The Effectiveness of Antivirus on New Malware Samples
During the course of security research we often acquire new malware samples. We typically first try to determine what we have acquired and if it is a new or otherwise unknown malware sample or if it is a mutation of something that we have already seen. There are several ways in which a sample can be tested, but the simplest way is to compare the MD5 checksum of the malware sample against other known checksums — several services exist where you can look up the hash of a sample, such as Malware Hash Registry by Team Cymru, VirusTotal, and MalwareHash. These services work by analyzing samples against antivirus products from several vendors (often thirty or forty different products). If the sample has previously been analyzed, the results will often tell what percentage of antivirus products detect the sample. Most of the time this method is sufficient on samples that are more than a few days old; however, on samples that are recent (perhaps discovered within the last twenty-four hours) the effectiveness of this method is marginal, illustrating the highly reactive nature of the industry.
Since antivirus products are often used as a cure for poor user discretion, I thought I would track the effectiveness of antivirus products on new malware samples that we received and test some of the samples a week later to note how the coverage improved. I think the results will show that new malware samples have a window of opportunity where end users are particularly vulnerable to the new malware strains.
Every day, new samples were automatically tested against publicly available sources. Most of the samples were very recent. If the sample did not match a known md5 hash then the sample was manually submitted to the services. The best success rate for each sample was tracked (meaning how many different antivirus products detected the malware out of the number of products that were tested). The results showed that in many cases the coverage for a particular sample is poor at the beginning, creating a window when the new malware strains can be particularly effective. Later, the samples that tested poorly were tested again to see how the detection rate improved after a week. The threshold that I arbitrarily set for poor detection was a 30% effectiveness rate, meaning less than 30% of the antivirus products detected the sample at that time (and 70% failed to detect it). Similarly, I tracked success percentages in the 30-49% and 50-69% range, and used a 70% threshold as a relatively effective threshold.
Day of Sample Results
Over the course of a few days we collected 152 malware samples that were likely to be relatively new.
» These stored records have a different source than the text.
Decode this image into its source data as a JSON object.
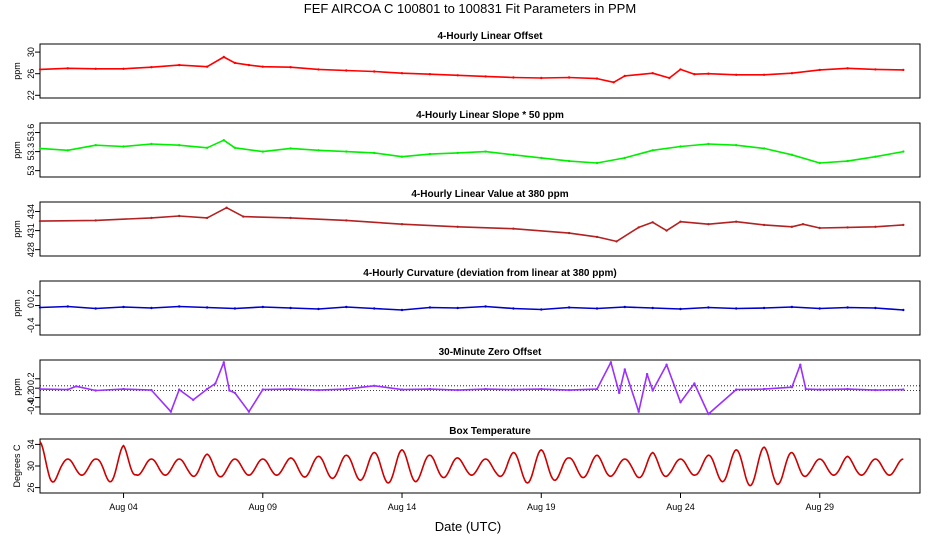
{
  "figure": {
    "title": "FEF   AIRCOA C   100801 to 100831   Fit Parameters in PPM",
    "xlabel": "Date (UTC)",
    "x_ticks": [
      "Aug 04",
      "Aug 09",
      "Aug 14",
      "Aug 19",
      "Aug 24",
      "Aug 29"
    ]
  },
  "chart_data": [
    {
      "type": "line",
      "title": "4-Hourly Linear Offset",
      "ylabel": "ppm",
      "ylim": [
        21.5,
        31.5
      ],
      "yticks": [
        22,
        26,
        30
      ],
      "color": "#ff0000",
      "x": [
        1,
        2,
        3,
        4,
        5,
        6,
        7,
        7.6,
        8,
        8.5,
        9,
        10,
        11,
        12,
        13,
        14,
        15,
        16,
        17,
        18,
        19,
        20,
        21,
        21.6,
        22,
        23,
        23.6,
        24,
        24.5,
        25,
        26,
        27,
        28,
        29,
        30,
        31,
        32
      ],
      "values": [
        26.8,
        27.0,
        26.9,
        26.9,
        27.2,
        27.6,
        27.3,
        29.1,
        28.0,
        27.6,
        27.3,
        27.2,
        26.8,
        26.6,
        26.4,
        26.1,
        25.9,
        25.7,
        25.5,
        25.3,
        25.2,
        25.3,
        25.1,
        24.4,
        25.6,
        26.1,
        25.2,
        26.8,
        25.9,
        26.0,
        25.8,
        25.8,
        26.1,
        26.7,
        27.0,
        26.8,
        26.7
      ]
    },
    {
      "type": "line",
      "title": "4-Hourly Linear Slope * 50 ppm",
      "ylabel": "ppm",
      "ylim": [
        52.9,
        53.75
      ],
      "yticks": [
        53.0,
        53.3,
        53.6
      ],
      "color": "#00ee00",
      "x": [
        1,
        2,
        3,
        4,
        5,
        6,
        7,
        7.6,
        8,
        9,
        10,
        11,
        12,
        13,
        14,
        15,
        16,
        17,
        18,
        19,
        20,
        21,
        22,
        23,
        24,
        25,
        26,
        27,
        28,
        29,
        30,
        31,
        32
      ],
      "values": [
        53.35,
        53.32,
        53.4,
        53.38,
        53.42,
        53.4,
        53.36,
        53.48,
        53.36,
        53.3,
        53.35,
        53.32,
        53.3,
        53.28,
        53.22,
        53.26,
        53.28,
        53.3,
        53.25,
        53.2,
        53.15,
        53.12,
        53.2,
        53.32,
        53.38,
        53.42,
        53.4,
        53.35,
        53.25,
        53.12,
        53.15,
        53.22,
        53.3
      ]
    },
    {
      "type": "line",
      "title": "4-Hourly Linear Value at 380 ppm",
      "ylabel": "ppm",
      "ylim": [
        427,
        435.5
      ],
      "yticks": [
        428,
        431,
        434
      ],
      "color": "#b22222",
      "x": [
        1,
        3,
        5,
        6,
        7,
        7.7,
        8.3,
        10,
        12,
        14,
        16,
        18,
        20,
        21,
        21.7,
        22.5,
        23,
        23.5,
        24,
        25,
        26,
        27,
        28,
        28.4,
        29,
        30,
        31,
        32
      ],
      "values": [
        432.5,
        432.6,
        433.0,
        433.3,
        433.0,
        434.6,
        433.2,
        433.0,
        432.6,
        432.0,
        431.6,
        431.3,
        430.6,
        430.0,
        429.3,
        431.5,
        432.3,
        431.0,
        432.4,
        432.0,
        432.4,
        431.9,
        431.6,
        432.0,
        431.4,
        431.5,
        431.6,
        431.9
      ]
    },
    {
      "type": "line",
      "title": "4-Hourly Curvature (deviation from linear at 380 ppm)",
      "ylabel": "ppm",
      "ylim": [
        -0.6,
        0.5
      ],
      "yticks": [
        -0.4,
        0.0,
        0.2
      ],
      "color": "#0000cd",
      "x": [
        1,
        2,
        3,
        4,
        5,
        6,
        7,
        8,
        9,
        10,
        11,
        12,
        13,
        14,
        15,
        16,
        17,
        18,
        19,
        20,
        21,
        22,
        23,
        24,
        25,
        26,
        27,
        28,
        29,
        30,
        31,
        32
      ],
      "values": [
        -0.04,
        -0.02,
        -0.06,
        -0.03,
        -0.05,
        -0.02,
        -0.04,
        -0.06,
        -0.03,
        -0.05,
        -0.07,
        -0.03,
        -0.06,
        -0.09,
        -0.04,
        -0.05,
        -0.02,
        -0.06,
        -0.08,
        -0.04,
        -0.06,
        -0.03,
        -0.05,
        -0.07,
        -0.04,
        -0.06,
        -0.05,
        -0.03,
        -0.06,
        -0.04,
        -0.05,
        -0.09
      ]
    },
    {
      "type": "line",
      "title": "30-Minute Zero Offset",
      "ylabel": "ppm",
      "ylim": [
        -0.55,
        0.6
      ],
      "yticks": [
        -0.4,
        -0.2,
        0.0,
        0.2
      ],
      "reference_lines": [
        0.05,
        -0.05
      ],
      "color": "#9b30ff",
      "x": [
        1,
        2,
        2.3,
        3,
        4,
        5,
        5.7,
        6,
        6.5,
        7,
        7.3,
        7.6,
        7.8,
        8,
        8.5,
        9,
        10,
        11,
        12,
        13,
        14,
        15,
        16,
        17,
        18,
        19,
        20,
        21,
        21.5,
        21.8,
        22,
        22.5,
        22.8,
        23,
        23.5,
        24,
        24.5,
        25,
        26,
        27,
        28,
        28.3,
        28.5,
        29,
        30,
        31,
        32
      ],
      "values": [
        -0.02,
        -0.03,
        0.04,
        -0.05,
        -0.02,
        -0.04,
        -0.5,
        -0.03,
        -0.25,
        -0.02,
        0.1,
        0.55,
        -0.05,
        -0.1,
        -0.5,
        -0.03,
        -0.02,
        -0.04,
        -0.02,
        0.05,
        -0.03,
        -0.02,
        -0.04,
        -0.02,
        -0.03,
        -0.02,
        -0.04,
        -0.02,
        0.55,
        -0.1,
        0.4,
        -0.5,
        0.3,
        -0.05,
        0.5,
        -0.3,
        0.1,
        -0.6,
        -0.03,
        -0.02,
        0.02,
        0.5,
        -0.02,
        -0.03,
        -0.02,
        -0.04,
        -0.03
      ]
    },
    {
      "type": "line",
      "title": "Box Temperature",
      "ylabel": "Degrees C",
      "ylim": [
        25,
        35
      ],
      "yticks": [
        26,
        30,
        34
      ],
      "color": "#cc0000",
      "period_days": 1,
      "mean": 29.8,
      "amplitude": 2.8,
      "x": [
        1,
        2,
        3,
        4,
        5,
        6,
        7,
        8,
        9,
        10,
        11,
        12,
        13,
        14,
        15,
        16,
        17,
        18,
        19,
        20,
        21,
        22,
        23,
        24,
        25,
        26,
        27,
        28,
        29,
        30,
        31,
        32
      ],
      "values": [
        34.5,
        30.5,
        31.2,
        33.8,
        28.2,
        30.8,
        32.2,
        31.0,
        30.2,
        31.5,
        31.8,
        32.0,
        32.5,
        33.0,
        32.0,
        31.5,
        30.5,
        32.5,
        33.0,
        31.5,
        32.0,
        31.0,
        32.5,
        30.5,
        32.0,
        33.0,
        33.5,
        32.5,
        30.5,
        31.8,
        30.0,
        29.5
      ]
    }
  ]
}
Below is a breakdown of what was collected:
- Total Unique Samples: 152
- Detection Rate 30% or less: 43 samples (28%)
- Detection Rate 30-49%: 47 samples (31%)
- Detection Rate 50-69%: 34 samples (22%)
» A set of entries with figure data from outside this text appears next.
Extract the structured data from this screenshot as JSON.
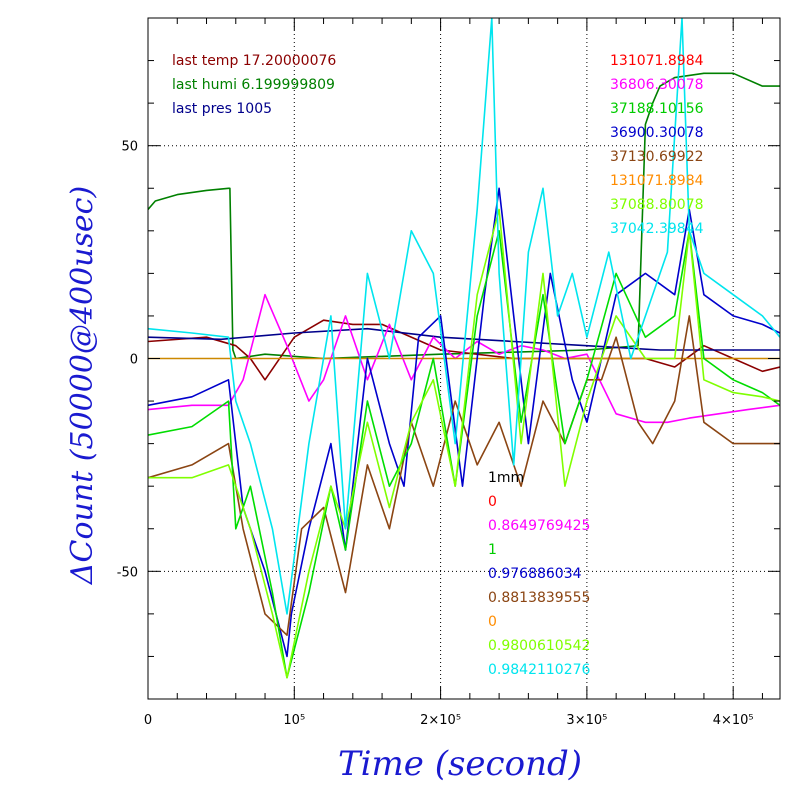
{
  "chart_data": {
    "type": "line",
    "title": "",
    "xlabel": "Time (second)",
    "ylabel": "ΔCount (50000@400usec)",
    "xlim": [
      0,
      432000
    ],
    "ylim": [
      -80,
      80
    ],
    "x_ticks": [
      {
        "value": 0,
        "label": "0"
      },
      {
        "value": 100000,
        "label": "10⁵"
      },
      {
        "value": 200000,
        "label": "2×10⁵"
      },
      {
        "value": 300000,
        "label": "3×10⁵"
      },
      {
        "value": 400000,
        "label": "4×10⁵"
      }
    ],
    "y_ticks": [
      {
        "value": -50,
        "label": "-50"
      },
      {
        "value": 0,
        "label": "0"
      },
      {
        "value": 50,
        "label": "50"
      }
    ],
    "grid": true,
    "environment_labels": [
      {
        "text": "last temp 17.20000076",
        "color": "#8b0000"
      },
      {
        "text": "last humi 6.199999809",
        "color": "#008000"
      },
      {
        "text": "last pres 1005",
        "color": "#00008b"
      }
    ],
    "right_labels": [
      {
        "text": "131071.8984",
        "color": "#ff0000"
      },
      {
        "text": "36806.30078",
        "color": "#ff00ff"
      },
      {
        "text": "37188.10156",
        "color": "#00cc00"
      },
      {
        "text": "36900.30078",
        "color": "#0000cc"
      },
      {
        "text": "37130.69922",
        "color": "#8b4513"
      },
      {
        "text": "131071.8984",
        "color": "#ff8c00"
      },
      {
        "text": "37088.80078",
        "color": "#7fff00"
      },
      {
        "text": "37042.39844",
        "color": "#00e5ee"
      }
    ],
    "center_labels": [
      {
        "text": "1mm",
        "color": "#000000"
      },
      {
        "text": "0",
        "color": "#ff0000"
      },
      {
        "text": "0.8649769425",
        "color": "#ff00ff"
      },
      {
        "text": "1",
        "color": "#00cc00"
      },
      {
        "text": "0.976886034",
        "color": "#0000cc"
      },
      {
        "text": "0.8813839555",
        "color": "#8b4513"
      },
      {
        "text": "0",
        "color": "#ff8c00"
      },
      {
        "text": "0.9800610542",
        "color": "#7fff00"
      },
      {
        "text": "0.9842110276",
        "color": "#00e5ee"
      }
    ],
    "series": [
      {
        "color": "#008000",
        "x": [
          0,
          5000,
          20000,
          40000,
          55000,
          56000,
          58000,
          60000,
          80000,
          120000,
          200000,
          300000,
          335000,
          340000,
          345000,
          350000,
          360000,
          380000,
          400000,
          420000,
          432000
        ],
        "y": [
          35,
          37,
          38.5,
          39.5,
          40,
          40,
          2,
          0,
          1,
          0,
          1,
          2,
          3,
          55,
          60,
          64,
          66,
          67,
          67,
          64,
          64
        ]
      },
      {
        "color": "#8b0000",
        "x": [
          0,
          40000,
          60000,
          70000,
          80000,
          100000,
          120000,
          140000,
          160000,
          200000,
          250000,
          300000,
          340000,
          360000,
          380000,
          400000,
          420000,
          432000
        ],
        "y": [
          4,
          5,
          3,
          0,
          -5,
          5,
          9,
          8,
          8,
          2,
          0,
          0,
          0,
          -2,
          3,
          0,
          -3,
          -2
        ]
      },
      {
        "color": "#00008b",
        "x": [
          0,
          50000,
          100000,
          150000,
          200000,
          250000,
          300000,
          350000,
          400000,
          432000
        ],
        "y": [
          5,
          4.5,
          6,
          7,
          5,
          4,
          3,
          2,
          2,
          2
        ]
      },
      {
        "color": "#ff00ff",
        "x": [
          0,
          30000,
          55000,
          65000,
          80000,
          95000,
          110000,
          120000,
          135000,
          150000,
          165000,
          180000,
          195000,
          210000,
          225000,
          240000,
          255000,
          270000,
          285000,
          300000,
          320000,
          340000,
          355000,
          370000,
          390000,
          410000,
          432000
        ],
        "y": [
          -12,
          -11,
          -11,
          -5,
          15,
          3,
          -10,
          -5,
          10,
          -5,
          8,
          -5,
          5,
          0,
          4,
          1,
          3,
          2,
          0,
          1,
          -13,
          -15,
          -15,
          -14,
          -13,
          -12,
          -11
        ]
      },
      {
        "color": "#cc8800",
        "x": [
          0,
          432000
        ],
        "y": [
          0,
          0
        ]
      },
      {
        "color": "#0000cc",
        "x": [
          0,
          30000,
          55000,
          60000,
          65000,
          80000,
          95000,
          98000,
          110000,
          125000,
          135000,
          150000,
          165000,
          175000,
          185000,
          200000,
          215000,
          230000,
          240000,
          250000,
          260000,
          275000,
          290000,
          300000,
          320000,
          340000,
          360000,
          370000,
          380000,
          400000,
          420000,
          432000
        ],
        "y": [
          -11,
          -9,
          -5,
          -20,
          -35,
          -50,
          -70,
          -60,
          -40,
          -20,
          -45,
          0,
          -20,
          -30,
          5,
          10,
          -30,
          15,
          40,
          10,
          -20,
          20,
          -5,
          -15,
          15,
          20,
          15,
          35,
          15,
          10,
          8,
          6
        ]
      },
      {
        "color": "#8b4513",
        "x": [
          0,
          30000,
          55000,
          65000,
          80000,
          95000,
          105000,
          120000,
          135000,
          150000,
          165000,
          180000,
          195000,
          210000,
          225000,
          240000,
          255000,
          270000,
          285000,
          300000,
          310000,
          320000,
          335000,
          345000,
          360000,
          370000,
          380000,
          400000,
          420000,
          432000
        ],
        "y": [
          -28,
          -25,
          -20,
          -40,
          -60,
          -65,
          -40,
          -35,
          -55,
          -25,
          -40,
          -15,
          -30,
          -10,
          -25,
          -15,
          -30,
          -10,
          -20,
          -5,
          -5,
          5,
          -15,
          -20,
          -10,
          10,
          -15,
          -20,
          -20,
          -20
        ]
      },
      {
        "color": "#00dd00",
        "x": [
          0,
          30000,
          55000,
          60000,
          70000,
          85000,
          95000,
          110000,
          125000,
          135000,
          150000,
          165000,
          180000,
          195000,
          210000,
          225000,
          240000,
          255000,
          270000,
          285000,
          300000,
          320000,
          340000,
          360000,
          370000,
          380000,
          400000,
          420000,
          432000
        ],
        "y": [
          -18,
          -16,
          -10,
          -40,
          -30,
          -55,
          -75,
          -55,
          -30,
          -45,
          -10,
          -30,
          -20,
          0,
          -30,
          10,
          30,
          -15,
          15,
          -20,
          -5,
          20,
          5,
          10,
          30,
          0,
          -5,
          -8,
          -11
        ]
      },
      {
        "color": "#7fff00",
        "x": [
          0,
          30000,
          55000,
          60000,
          70000,
          85000,
          95000,
          110000,
          125000,
          135000,
          150000,
          165000,
          180000,
          195000,
          210000,
          225000,
          240000,
          255000,
          270000,
          285000,
          300000,
          320000,
          340000,
          360000,
          370000,
          380000,
          400000,
          420000,
          432000
        ],
        "y": [
          -28,
          -28,
          -25,
          -30,
          -40,
          -60,
          -75,
          -50,
          -30,
          -40,
          -15,
          -35,
          -15,
          -5,
          -30,
          15,
          35,
          -20,
          20,
          -30,
          -10,
          10,
          0,
          0,
          30,
          -5,
          -8,
          -9,
          -10
        ]
      },
      {
        "color": "#00e5ee",
        "x": [
          0,
          30000,
          55000,
          60000,
          70000,
          85000,
          95000,
          110000,
          125000,
          135000,
          150000,
          165000,
          180000,
          195000,
          210000,
          225000,
          235000,
          240000,
          250000,
          260000,
          270000,
          280000,
          290000,
          300000,
          315000,
          330000,
          345000,
          355000,
          365000,
          370000,
          380000,
          400000,
          420000,
          432000
        ],
        "y": [
          7,
          6,
          5,
          -10,
          -20,
          -40,
          -60,
          -20,
          10,
          -40,
          20,
          0,
          30,
          20,
          -20,
          35,
          80,
          20,
          -25,
          25,
          40,
          10,
          20,
          5,
          25,
          0,
          15,
          25,
          80,
          30,
          20,
          15,
          10,
          5
        ]
      }
    ]
  },
  "axis_labels": {
    "x_title": "Time (second)",
    "y_title": "ΔCount (50000@400usec)"
  }
}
- Detection Rate 70% or greater: 28 samples (18%)
Of the relatively new malware specimens only 40% (62 of 152 samples) were detected by more than half of the antivirus products, while about 60% were detected by less than half of the products. A little over one quarter of the samples (28%) were detected by less than 30% of the antivirus products, which is an alarming statistic. Although we know that malware is continually evolving to avoid detection and that detection is continually improving to adapt to these changes, there is still a very distinct window of opportunity where detection is poor and end users should be on guard because the likelihood that an antivirus product will save them from poor decision making is less than 50%. Malware authors make these daily changes to foil antivirus products because it is an effective method.
Results One Week Later
To illustrate this reactionary approach to malware, I followed the 43 samples that were poorly detected (meaning less than 30% detection rate) and re-evaluated them one week later. After one week, 22 of these samples had detection rates above 70% and 35 of the samples were detected by greater than 50% of the antivirus products. The overall detection rate near the day of detection for these samples was 18.6% and that improved to 62.9% one week later.
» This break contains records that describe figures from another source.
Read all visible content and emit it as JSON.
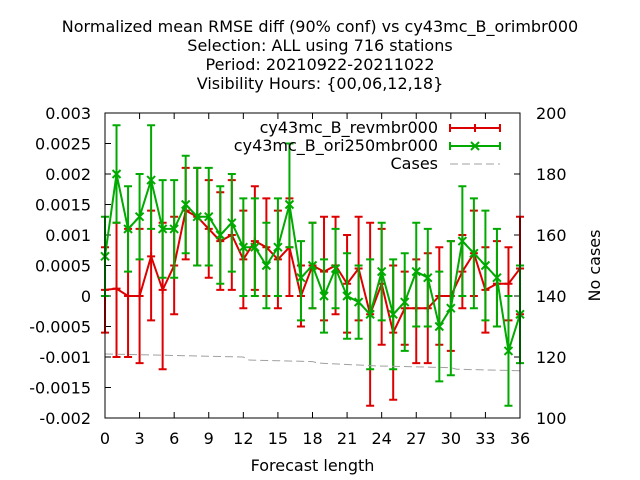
{
  "chart_data": {
    "type": "line",
    "title_lines": [
      "Normalized mean RMSE diff (90% conf) vs cy43mc_B_orimbr000",
      "Selection: ALL using   716 stations",
      "Period: 20210922-20211022",
      "Visibility   Hours: {00,06,12,18}"
    ],
    "xlabel": "Forecast length",
    "ylabel_right": "No cases",
    "xlim": [
      0,
      36
    ],
    "ylim": [
      -0.002,
      0.003
    ],
    "y2lim": [
      100,
      200
    ],
    "xticks": [
      0,
      3,
      6,
      9,
      12,
      15,
      18,
      21,
      24,
      27,
      30,
      33,
      36
    ],
    "yticks": [
      "-0.002",
      "-0.0015",
      "-0.001",
      "-0.0005",
      "0",
      "0.0005",
      "0.001",
      "0.0015",
      "0.002",
      "0.0025",
      "0.003"
    ],
    "y2ticks": [
      "100",
      "120",
      "140",
      "160",
      "180",
      "200"
    ],
    "x": [
      0,
      1,
      2,
      3,
      4,
      5,
      6,
      7,
      8,
      9,
      10,
      11,
      12,
      13,
      14,
      15,
      16,
      17,
      18,
      19,
      20,
      21,
      22,
      23,
      24,
      25,
      26,
      27,
      28,
      29,
      30,
      31,
      32,
      33,
      34,
      35,
      36
    ],
    "series": [
      {
        "name": "cy43mc_B_revmbr000",
        "color": "#dd0000",
        "marker": "plus",
        "values": [
          0.0001,
          0.00012,
          0.0,
          0.0,
          0.00065,
          0.0001,
          0.0005,
          0.0014,
          0.0013,
          0.0011,
          0.0009,
          0.001,
          0.0006,
          0.0009,
          0.0008,
          0.0006,
          0.0008,
          0.0,
          0.0005,
          0.0004,
          0.0005,
          0.0002,
          0.00045,
          -0.0003,
          0.0002,
          -0.0006,
          -0.0002,
          -0.0002,
          -0.0002,
          0.0,
          0.0,
          0.0004,
          0.0007,
          0.0001,
          0.0002,
          0.0002,
          0.00045
        ],
        "err_low": [
          -0.0006,
          -0.001,
          -0.001,
          -0.0011,
          -0.0004,
          -0.0012,
          -0.0003,
          0.0006,
          0.0005,
          0.0003,
          0.0001,
          0.0001,
          -0.0002,
          0.0001,
          0.0,
          -0.0002,
          0.0,
          -0.0005,
          -0.0002,
          -0.0004,
          -0.0003,
          -0.0006,
          -0.0004,
          -0.0018,
          -0.0008,
          -0.0017,
          -0.0008,
          -0.0011,
          -0.0011,
          -0.0008,
          -0.0009,
          -0.0002,
          0.0,
          -0.0006,
          -0.0005,
          -0.0004,
          -0.0003
        ],
        "err_high": [
          0.0008,
          0.0012,
          0.0011,
          0.0011,
          0.0014,
          0.0012,
          0.0013,
          0.0021,
          0.0021,
          0.0019,
          0.0017,
          0.0019,
          0.0014,
          0.0018,
          0.0016,
          0.0014,
          0.0016,
          0.0005,
          0.0012,
          0.0013,
          0.0013,
          0.001,
          0.0013,
          0.0012,
          0.0011,
          0.0005,
          0.0004,
          0.0006,
          0.0007,
          0.0008,
          0.0009,
          0.001,
          0.0014,
          0.0008,
          0.0009,
          0.0008,
          0.0013
        ]
      },
      {
        "name": "cy43mc_B_ori250mbr000",
        "color": "#00aa00",
        "marker": "cross",
        "values": [
          0.00065,
          0.002,
          0.0011,
          0.0013,
          0.0019,
          0.0011,
          0.0011,
          0.0015,
          0.0013,
          0.0013,
          0.001,
          0.0012,
          0.0008,
          0.0008,
          0.0005,
          0.0008,
          0.0015,
          0.0003,
          0.0005,
          0.0,
          0.00045,
          0.0,
          -0.0001,
          -0.0003,
          0.0004,
          -0.0003,
          -0.0001,
          0.0004,
          0.0003,
          -0.0005,
          -0.0002,
          0.0009,
          0.0007,
          0.0005,
          0.0003,
          -0.0009,
          -0.0003
        ],
        "err_low": [
          0.0,
          0.0012,
          0.0004,
          0.0006,
          0.0011,
          0.0003,
          0.0003,
          0.0007,
          0.0005,
          0.0005,
          0.0002,
          0.0004,
          0.0,
          0.0,
          -0.0002,
          0.0,
          0.0008,
          -0.0004,
          -0.0002,
          -0.0006,
          -0.0002,
          -0.0007,
          -0.0007,
          -0.0012,
          -0.0004,
          -0.0012,
          -0.0009,
          -0.0005,
          -0.0005,
          -0.0014,
          -0.0013,
          0.0,
          -0.0002,
          -0.0004,
          -0.0005,
          -0.0018,
          -0.0011
        ],
        "err_high": [
          0.0013,
          0.0028,
          0.0018,
          0.002,
          0.0028,
          0.0019,
          0.0019,
          0.0023,
          0.0021,
          0.0021,
          0.0018,
          0.002,
          0.0016,
          0.0016,
          0.0012,
          0.0016,
          0.0025,
          0.0009,
          0.0012,
          0.0006,
          0.0011,
          0.0007,
          0.0005,
          0.0006,
          0.0012,
          0.0006,
          0.0007,
          0.0012,
          0.0011,
          0.0004,
          0.0009,
          0.0018,
          0.0016,
          0.0014,
          0.0011,
          0.0,
          0.0005
        ]
      },
      {
        "name": "Cases",
        "color": "#a0a0a0",
        "axis": "right",
        "style": "dashed",
        "x": [
          0,
          6,
          12,
          12.5,
          18,
          18.5,
          24,
          24.5,
          30,
          30.5,
          36
        ],
        "values": [
          121,
          120.5,
          120,
          119,
          118.5,
          118,
          117,
          117,
          116.5,
          116,
          115.5
        ]
      }
    ],
    "legend_position": "top-right",
    "grid": false
  }
}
Antivirus detection improvement over time for samples with less than 30% detect rate on day of sample acquisition
Though the improvement over one week was significant, this example underscores the fact that antivirus products are reactionary and are likely to be only modestly effective when dealing with new samples. This leaves a window of opportunity for miscreants, where end users are particularly vulnerable even if they have antivirus products deployed and updated. Antivirus is not a replacement for end-user discretion and defense in depth.